Full disclosure: I struggle with the Korean language.

Although I completed an M.Div. degree in Seoul, Korean is still a second language to me. Through an odd combination of reading Korean theology books and listening to 1990s K-pop, I have a decent, albeit strange, vocabulary. But my Korean sentence construction is about as solid as a Jenga tower. My accent is so bad, I’m terrified to order food on the phone, not knowing what will show up at my door.

So when my department chair asked me to lecture in a combination of English and Korean, I performed a reader-centered hermeneutic to equate the chair’s request to really mean 90% English and 10% Korean. After all, Korean education is rapidly globalizing, it will be good for the students to try to listen to a lecture with lots of English, right?

But a few minutes before my department colloquium presentation, in order to accommodate many of the external guests, the chair asked me to lecture in Korean.

I’m sorry, what? 

I looked at my 12 pages of single-spaced notes (in 90% English, of course), and began my presentation on theological themes in Ezra-Nehemiah. But as soon as I started, I could not remember the Korean word for the biblical book of Numbers. I thought to myself, “If I can’t remember biblical books, how will I express a concept like ‘social memory?’”

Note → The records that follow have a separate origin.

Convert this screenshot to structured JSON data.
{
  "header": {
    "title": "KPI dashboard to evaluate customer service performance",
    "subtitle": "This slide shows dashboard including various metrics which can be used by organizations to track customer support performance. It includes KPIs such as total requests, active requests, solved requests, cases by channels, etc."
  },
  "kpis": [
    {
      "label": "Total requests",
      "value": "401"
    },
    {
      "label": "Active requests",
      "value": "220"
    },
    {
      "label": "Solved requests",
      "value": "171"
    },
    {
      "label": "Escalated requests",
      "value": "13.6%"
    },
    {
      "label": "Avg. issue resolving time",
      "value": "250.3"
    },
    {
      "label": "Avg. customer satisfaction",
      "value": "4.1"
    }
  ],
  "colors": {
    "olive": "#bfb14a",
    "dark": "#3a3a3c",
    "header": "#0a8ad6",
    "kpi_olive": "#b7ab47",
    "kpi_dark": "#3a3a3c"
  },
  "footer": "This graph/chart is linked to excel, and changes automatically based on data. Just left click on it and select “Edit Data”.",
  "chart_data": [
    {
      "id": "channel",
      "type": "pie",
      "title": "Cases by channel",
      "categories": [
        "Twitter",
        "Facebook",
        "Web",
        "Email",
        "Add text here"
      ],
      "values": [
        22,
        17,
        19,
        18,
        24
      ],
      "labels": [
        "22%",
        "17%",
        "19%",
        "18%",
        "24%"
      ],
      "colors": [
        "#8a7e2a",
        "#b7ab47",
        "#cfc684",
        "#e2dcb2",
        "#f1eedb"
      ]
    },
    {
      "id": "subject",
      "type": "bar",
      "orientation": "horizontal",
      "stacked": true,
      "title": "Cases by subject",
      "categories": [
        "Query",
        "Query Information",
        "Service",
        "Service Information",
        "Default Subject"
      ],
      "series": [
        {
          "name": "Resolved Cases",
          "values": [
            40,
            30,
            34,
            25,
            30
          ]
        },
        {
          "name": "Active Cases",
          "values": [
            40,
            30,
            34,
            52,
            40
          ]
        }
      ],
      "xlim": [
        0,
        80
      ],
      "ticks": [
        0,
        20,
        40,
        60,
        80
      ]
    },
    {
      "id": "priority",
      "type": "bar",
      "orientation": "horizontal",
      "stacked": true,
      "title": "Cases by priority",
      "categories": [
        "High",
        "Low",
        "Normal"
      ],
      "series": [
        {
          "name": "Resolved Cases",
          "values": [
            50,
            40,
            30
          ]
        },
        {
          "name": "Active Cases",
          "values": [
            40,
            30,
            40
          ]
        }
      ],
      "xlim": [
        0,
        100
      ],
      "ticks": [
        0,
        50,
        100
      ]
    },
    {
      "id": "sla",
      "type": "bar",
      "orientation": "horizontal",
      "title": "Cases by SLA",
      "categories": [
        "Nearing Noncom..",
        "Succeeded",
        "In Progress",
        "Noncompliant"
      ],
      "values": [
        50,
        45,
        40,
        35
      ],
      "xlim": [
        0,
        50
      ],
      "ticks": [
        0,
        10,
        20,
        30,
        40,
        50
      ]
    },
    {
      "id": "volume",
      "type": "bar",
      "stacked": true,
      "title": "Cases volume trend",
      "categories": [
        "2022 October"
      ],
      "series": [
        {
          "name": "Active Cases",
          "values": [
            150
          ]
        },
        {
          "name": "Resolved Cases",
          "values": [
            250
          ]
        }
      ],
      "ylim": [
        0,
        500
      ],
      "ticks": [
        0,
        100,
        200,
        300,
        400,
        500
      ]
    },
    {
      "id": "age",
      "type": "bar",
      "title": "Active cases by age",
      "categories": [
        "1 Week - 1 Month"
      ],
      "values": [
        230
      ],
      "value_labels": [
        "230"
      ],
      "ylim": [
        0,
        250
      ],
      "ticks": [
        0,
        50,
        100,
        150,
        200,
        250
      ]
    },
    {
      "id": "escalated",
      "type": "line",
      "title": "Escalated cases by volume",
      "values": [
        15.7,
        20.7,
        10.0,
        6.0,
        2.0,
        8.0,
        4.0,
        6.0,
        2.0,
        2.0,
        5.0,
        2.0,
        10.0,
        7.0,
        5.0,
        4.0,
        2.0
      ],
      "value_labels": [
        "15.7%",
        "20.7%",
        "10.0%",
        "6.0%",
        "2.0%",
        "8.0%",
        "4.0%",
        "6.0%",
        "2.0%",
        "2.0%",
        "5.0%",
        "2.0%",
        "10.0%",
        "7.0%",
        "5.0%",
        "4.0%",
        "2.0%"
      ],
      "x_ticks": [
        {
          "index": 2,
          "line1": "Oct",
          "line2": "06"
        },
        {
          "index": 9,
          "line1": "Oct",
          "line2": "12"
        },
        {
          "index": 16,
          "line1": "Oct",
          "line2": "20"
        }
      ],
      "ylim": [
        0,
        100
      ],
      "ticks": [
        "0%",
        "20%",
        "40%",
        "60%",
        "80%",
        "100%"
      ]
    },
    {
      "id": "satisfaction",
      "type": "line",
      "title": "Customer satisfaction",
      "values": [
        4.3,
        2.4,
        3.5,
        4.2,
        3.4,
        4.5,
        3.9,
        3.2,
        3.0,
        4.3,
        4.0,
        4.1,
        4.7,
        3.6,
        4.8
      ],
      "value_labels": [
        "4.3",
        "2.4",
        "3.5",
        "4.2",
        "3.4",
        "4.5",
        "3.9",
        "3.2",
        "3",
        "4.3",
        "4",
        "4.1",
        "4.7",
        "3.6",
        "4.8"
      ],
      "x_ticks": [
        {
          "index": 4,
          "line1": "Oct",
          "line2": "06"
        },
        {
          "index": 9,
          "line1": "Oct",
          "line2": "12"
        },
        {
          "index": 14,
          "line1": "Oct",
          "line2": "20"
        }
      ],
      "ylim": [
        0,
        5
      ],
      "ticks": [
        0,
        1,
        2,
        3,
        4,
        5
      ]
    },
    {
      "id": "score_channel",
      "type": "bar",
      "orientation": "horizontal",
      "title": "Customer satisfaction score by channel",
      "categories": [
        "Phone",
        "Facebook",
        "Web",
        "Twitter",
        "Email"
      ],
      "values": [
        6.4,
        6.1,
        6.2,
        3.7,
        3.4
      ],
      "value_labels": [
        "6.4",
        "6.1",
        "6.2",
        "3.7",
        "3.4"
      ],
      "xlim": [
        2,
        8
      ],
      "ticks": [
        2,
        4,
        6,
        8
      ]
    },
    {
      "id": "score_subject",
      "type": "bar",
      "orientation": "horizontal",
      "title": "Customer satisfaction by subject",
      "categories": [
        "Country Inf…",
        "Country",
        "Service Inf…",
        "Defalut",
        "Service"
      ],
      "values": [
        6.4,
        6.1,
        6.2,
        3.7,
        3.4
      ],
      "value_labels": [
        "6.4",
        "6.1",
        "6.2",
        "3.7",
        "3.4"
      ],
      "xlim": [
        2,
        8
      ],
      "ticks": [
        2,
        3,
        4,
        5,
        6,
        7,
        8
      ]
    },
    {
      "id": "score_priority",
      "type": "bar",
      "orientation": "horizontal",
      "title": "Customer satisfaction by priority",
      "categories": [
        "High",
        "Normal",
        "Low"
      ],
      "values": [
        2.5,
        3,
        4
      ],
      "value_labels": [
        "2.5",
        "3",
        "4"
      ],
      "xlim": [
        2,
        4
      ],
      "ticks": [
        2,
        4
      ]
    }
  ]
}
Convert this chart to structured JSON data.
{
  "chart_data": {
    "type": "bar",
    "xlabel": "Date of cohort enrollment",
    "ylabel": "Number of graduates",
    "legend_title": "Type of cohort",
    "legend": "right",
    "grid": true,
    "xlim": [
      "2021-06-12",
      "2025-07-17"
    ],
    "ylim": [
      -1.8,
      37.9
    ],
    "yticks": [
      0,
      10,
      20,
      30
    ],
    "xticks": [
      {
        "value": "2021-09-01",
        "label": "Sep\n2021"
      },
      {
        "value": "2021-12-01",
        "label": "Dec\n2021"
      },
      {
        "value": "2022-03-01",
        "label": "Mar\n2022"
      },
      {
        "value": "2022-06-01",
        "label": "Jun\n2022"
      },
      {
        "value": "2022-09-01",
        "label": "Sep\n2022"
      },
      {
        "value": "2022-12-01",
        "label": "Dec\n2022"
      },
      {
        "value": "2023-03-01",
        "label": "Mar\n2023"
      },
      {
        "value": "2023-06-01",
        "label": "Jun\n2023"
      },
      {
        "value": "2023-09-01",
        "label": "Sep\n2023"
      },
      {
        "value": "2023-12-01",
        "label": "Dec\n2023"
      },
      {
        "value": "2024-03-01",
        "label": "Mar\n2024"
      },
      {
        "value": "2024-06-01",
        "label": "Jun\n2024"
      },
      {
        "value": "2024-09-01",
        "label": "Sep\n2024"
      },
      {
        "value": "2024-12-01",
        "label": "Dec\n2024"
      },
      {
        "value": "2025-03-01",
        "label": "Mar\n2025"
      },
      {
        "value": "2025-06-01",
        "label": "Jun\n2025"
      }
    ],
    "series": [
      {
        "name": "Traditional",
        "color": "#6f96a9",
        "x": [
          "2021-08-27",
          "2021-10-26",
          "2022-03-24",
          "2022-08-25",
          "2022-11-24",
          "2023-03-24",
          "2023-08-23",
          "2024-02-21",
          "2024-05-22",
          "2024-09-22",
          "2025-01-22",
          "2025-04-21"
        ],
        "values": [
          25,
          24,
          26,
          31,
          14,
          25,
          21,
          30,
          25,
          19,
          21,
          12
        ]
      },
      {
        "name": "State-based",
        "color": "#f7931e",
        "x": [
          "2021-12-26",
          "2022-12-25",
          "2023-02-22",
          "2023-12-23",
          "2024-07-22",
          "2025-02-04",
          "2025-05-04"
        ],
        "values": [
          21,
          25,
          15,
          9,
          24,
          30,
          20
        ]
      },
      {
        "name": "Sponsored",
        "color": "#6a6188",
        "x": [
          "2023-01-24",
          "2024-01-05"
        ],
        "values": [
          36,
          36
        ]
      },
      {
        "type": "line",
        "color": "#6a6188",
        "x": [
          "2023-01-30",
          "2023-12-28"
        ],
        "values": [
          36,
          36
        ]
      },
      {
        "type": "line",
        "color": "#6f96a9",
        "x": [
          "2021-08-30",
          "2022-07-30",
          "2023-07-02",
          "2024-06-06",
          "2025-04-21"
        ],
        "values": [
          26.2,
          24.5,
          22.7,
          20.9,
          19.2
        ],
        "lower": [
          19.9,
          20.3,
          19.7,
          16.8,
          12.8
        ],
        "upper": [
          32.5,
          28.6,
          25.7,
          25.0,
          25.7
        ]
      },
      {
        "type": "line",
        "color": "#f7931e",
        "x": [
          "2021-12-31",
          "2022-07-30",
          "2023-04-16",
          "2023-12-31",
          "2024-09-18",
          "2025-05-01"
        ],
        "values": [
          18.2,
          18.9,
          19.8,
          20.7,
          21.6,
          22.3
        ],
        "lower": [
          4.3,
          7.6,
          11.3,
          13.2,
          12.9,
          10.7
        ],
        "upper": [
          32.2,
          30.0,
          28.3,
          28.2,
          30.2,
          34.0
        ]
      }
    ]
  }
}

It was time to make some adjustments. 

I skipped any content that was simply too difficult for me to translate. Entire sections of the paper were dropped. To fill the space, I inserted personal stories. It actually felt kinda okay, as the paper centered on the repatriate lives of Judeans as they returned from exile, and I am in the midst of my own repatriate experience. In addition, the room was filled with professors who had studied abroad for years, then returned to Korea. So in the midst of awkwardly stumbling over the text of Ezra-Nehemiah and Persian political history, I would share brief anecdotes about my own family repatriate experience. I talked about my kids’ interaction with other neighborhood children, or trying to figure out the Korean health care system, or my seven (!) trips to the immigration office to register our family as foreigners. 

And from my limited perspective, some surprising things happened:

I felt more engaged with the audience.
Going off script meant that I made eye contact with almost everyone. Part of my feeling engaged may be because Koreans tend to be more attentive and respectful to professors, but I sensed that they were genuinely interested in the life of a repatriate Korean American family. 

I was more relaxed and natural.
In the first two minutes of the presentation, I looked like a marathon runner during the twenty-sixth mile. But as I settled down through “easy Korean” stories, delivery of the content felt authentic. 

They really weren’t interested in theories of social memory…
or post-exilic textual criticism…or Persian period archaeology. I wonder how many times I treat my students like academic colleagues.

They were interested in my story.
In this context, sharing my story allowed the audience to open up and convey their own related experiences. One woman had just returned to Seoul after living in Japan for twenty-three years. Another spoke of her service between first- and second-generation Koreans.

I’m not so self-absorbed to think that all of my students are dying to know about me. But I am reminded that as professors, the knowledge that we present is inextricably tied to our personhood. For this particular lecture, my forced language adjustment was an embodiment of the scholarship in Ezra-Nehemiah that I was trying to share.